O show não para nestas casas de jazz nos EUA

Graças à internet, a música continua em vários clubes e casas de jazz dos EUA que fecharam para apresentações ao vivo devido à pandemia do coronavírus.

No lendário Village Vanguard* em Nova York, uma das referências principais do jazz desde 1935, músicos se apresentaram mantendo o distanciamento social enquanto três funcionários filmavam e transmitiam concertos ao vivo durante todos os finais de semana de junho de 2020 até meados de fevereiro, disse Deborah Gordon, proprietária do clube.

Três pessoas tocando instrumentos (©Jack Vartoogian/Getty Images)
Craig Taborn (à esquerda), Chris Lightcap (ao fundo) e Chris Speed ​​se apresentam no Village Vanguard em Nova York antes da pandemia (©Jack Vartoogian/Getty Images)

A transmissão ao vivo foi interrompida enquanto o clube atualiza seu sistema de ventilação a fim de proteger melhor funcionários e clientes de germes transportados pelo ar. Mas o clube está fazendo o streaming, ou seja, a transmissão on-line de shows exibidos anteriormente pela internet até a reabertura do Village Vanguard, prevista para setembro.

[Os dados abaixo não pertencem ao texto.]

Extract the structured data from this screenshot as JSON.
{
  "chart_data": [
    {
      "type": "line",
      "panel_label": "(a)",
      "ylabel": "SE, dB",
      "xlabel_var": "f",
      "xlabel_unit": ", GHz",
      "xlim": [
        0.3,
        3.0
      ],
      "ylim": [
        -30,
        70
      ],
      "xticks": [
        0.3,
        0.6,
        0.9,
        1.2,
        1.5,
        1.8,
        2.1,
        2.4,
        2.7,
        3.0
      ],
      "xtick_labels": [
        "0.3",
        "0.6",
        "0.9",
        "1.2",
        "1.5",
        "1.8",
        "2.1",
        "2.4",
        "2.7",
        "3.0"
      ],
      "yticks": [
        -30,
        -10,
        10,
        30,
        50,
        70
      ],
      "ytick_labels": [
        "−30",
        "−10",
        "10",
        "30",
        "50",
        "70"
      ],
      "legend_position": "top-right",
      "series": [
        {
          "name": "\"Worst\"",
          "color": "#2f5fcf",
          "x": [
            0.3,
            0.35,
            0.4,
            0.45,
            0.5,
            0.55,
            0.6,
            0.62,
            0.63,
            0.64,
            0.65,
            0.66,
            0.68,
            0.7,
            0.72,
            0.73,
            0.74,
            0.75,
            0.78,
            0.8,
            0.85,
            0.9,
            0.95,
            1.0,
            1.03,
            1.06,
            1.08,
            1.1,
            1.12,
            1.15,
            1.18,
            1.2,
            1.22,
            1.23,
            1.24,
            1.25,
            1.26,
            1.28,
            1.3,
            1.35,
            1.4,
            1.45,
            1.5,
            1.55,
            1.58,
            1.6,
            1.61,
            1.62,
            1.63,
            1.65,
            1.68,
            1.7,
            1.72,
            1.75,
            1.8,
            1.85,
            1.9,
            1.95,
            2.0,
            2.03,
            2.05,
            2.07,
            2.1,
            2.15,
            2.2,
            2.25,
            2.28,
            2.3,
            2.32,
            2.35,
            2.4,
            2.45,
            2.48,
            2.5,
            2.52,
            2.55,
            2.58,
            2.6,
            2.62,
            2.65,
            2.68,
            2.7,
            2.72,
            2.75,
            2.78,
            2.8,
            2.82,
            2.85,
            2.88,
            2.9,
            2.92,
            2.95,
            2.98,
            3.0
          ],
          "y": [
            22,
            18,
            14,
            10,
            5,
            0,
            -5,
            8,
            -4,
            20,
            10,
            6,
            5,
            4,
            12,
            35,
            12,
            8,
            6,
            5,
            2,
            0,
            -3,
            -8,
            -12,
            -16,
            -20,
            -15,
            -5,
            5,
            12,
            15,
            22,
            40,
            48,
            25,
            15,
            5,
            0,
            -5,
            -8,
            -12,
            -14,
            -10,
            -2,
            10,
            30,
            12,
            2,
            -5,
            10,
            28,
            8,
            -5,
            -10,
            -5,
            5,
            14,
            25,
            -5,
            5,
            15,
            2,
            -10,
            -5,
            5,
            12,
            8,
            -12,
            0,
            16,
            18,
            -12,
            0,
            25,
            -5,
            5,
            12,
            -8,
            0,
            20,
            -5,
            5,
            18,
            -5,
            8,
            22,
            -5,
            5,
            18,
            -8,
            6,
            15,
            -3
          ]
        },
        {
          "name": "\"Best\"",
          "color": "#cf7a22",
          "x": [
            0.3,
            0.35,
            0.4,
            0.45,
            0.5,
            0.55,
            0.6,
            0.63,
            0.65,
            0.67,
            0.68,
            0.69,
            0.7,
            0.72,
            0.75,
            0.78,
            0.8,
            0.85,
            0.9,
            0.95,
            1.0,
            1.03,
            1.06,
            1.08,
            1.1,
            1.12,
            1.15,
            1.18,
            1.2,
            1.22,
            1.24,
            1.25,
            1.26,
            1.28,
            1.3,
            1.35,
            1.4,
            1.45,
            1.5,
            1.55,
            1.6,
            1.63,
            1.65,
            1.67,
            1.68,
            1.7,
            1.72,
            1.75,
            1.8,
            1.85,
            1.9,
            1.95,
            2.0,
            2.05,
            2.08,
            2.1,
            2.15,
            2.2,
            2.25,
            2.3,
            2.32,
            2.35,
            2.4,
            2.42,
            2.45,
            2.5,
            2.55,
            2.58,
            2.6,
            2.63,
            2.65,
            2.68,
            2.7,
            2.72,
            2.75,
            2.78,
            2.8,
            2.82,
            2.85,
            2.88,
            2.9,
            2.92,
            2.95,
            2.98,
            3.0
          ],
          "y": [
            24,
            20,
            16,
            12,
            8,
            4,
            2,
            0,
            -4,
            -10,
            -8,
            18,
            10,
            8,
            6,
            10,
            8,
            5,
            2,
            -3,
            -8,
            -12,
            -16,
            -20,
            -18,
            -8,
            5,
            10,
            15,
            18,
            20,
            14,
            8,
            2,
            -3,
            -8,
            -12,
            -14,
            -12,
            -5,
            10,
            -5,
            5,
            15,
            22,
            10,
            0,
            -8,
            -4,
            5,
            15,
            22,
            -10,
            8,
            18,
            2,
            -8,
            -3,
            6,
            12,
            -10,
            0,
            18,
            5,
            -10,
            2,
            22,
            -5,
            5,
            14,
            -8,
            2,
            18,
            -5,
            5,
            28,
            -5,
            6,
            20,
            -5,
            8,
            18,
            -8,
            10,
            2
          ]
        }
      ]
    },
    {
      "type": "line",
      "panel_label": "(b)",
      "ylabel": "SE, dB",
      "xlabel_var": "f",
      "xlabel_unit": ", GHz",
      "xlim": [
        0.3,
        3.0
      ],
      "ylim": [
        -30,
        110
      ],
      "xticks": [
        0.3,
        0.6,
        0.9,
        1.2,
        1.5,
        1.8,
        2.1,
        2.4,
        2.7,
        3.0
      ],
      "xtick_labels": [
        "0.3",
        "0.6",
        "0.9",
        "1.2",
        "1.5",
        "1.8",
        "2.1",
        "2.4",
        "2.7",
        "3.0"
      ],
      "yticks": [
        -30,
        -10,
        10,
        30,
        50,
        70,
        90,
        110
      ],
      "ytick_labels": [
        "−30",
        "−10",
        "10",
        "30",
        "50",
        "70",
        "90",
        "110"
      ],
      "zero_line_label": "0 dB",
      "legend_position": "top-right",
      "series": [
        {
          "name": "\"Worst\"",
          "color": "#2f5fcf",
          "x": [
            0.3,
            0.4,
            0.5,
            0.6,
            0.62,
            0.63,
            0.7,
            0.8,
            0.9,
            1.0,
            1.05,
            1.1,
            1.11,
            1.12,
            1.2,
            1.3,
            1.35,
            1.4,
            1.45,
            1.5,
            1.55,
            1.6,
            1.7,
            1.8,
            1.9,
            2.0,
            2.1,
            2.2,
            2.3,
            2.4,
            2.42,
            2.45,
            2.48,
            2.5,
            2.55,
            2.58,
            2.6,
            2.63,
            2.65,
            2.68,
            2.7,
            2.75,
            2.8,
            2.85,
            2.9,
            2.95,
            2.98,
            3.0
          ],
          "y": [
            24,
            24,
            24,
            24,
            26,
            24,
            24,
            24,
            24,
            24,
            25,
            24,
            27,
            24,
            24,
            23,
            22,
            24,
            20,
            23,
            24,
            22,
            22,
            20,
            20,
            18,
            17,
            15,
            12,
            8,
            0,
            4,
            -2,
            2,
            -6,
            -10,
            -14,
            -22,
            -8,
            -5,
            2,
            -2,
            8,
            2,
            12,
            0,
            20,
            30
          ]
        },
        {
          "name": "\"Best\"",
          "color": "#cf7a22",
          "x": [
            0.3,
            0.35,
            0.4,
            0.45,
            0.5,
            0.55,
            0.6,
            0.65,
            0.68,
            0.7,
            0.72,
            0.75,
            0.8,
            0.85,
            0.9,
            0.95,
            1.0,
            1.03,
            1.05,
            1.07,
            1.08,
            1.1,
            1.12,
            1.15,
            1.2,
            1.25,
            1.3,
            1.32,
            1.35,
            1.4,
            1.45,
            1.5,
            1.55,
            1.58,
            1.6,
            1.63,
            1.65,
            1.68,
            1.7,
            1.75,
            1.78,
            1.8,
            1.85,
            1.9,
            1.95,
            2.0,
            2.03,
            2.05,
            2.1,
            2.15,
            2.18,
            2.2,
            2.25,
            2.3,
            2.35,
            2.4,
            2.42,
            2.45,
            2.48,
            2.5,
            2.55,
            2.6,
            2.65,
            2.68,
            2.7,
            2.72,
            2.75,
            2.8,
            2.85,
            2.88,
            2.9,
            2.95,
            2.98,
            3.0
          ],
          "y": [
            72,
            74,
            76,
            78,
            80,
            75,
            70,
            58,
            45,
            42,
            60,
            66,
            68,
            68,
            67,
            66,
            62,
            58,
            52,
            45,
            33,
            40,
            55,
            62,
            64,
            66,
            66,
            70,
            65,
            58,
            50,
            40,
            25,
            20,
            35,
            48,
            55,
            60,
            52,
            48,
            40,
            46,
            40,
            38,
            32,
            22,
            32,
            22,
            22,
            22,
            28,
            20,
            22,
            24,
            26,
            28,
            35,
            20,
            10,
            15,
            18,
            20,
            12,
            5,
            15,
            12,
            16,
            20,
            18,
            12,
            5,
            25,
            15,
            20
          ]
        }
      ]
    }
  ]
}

On-line, clientes pagam US$ 10 pelo serviço e muitos têm feito doações adicionais. “Todo mundo sabe como é difícil”, disse Gordon. “Na verdade, a comunidade do jazz é extremamente comprometida, organizada e generosa.”

Honrando um finado patriarca do clube

O Snug Harbor Jazz Bistro* em Nova Orleans não deu início a seu programa de streaming on-line pra valer até abril de 2020, quando produziu e transmitiu um tributo de um mês ao pianista Ellis Marsalis, um apoiador incondicional do clube, educador e patriarca de uma das famílias musicais mais famosas de New Orleans. No início de 2020, Marsalis anunciou que interromperia os shows semanais que há anos fazia no Snug Harbor. Pouco depois, em 1º de abril de 2020, ele morreu de Covid-19 aos 85 anos. Sua morte levou o clube a iniciar a série de tributos a Marsalis, que durou até julho de 2020 e contou com 12 performances.

“Fazíamos isso às sextas-feiras, quando ele normalmente tocaria no clube”, disse Jason Patterson, diretor musical do Snug Harbor. “Ele era o patriarca do clube.”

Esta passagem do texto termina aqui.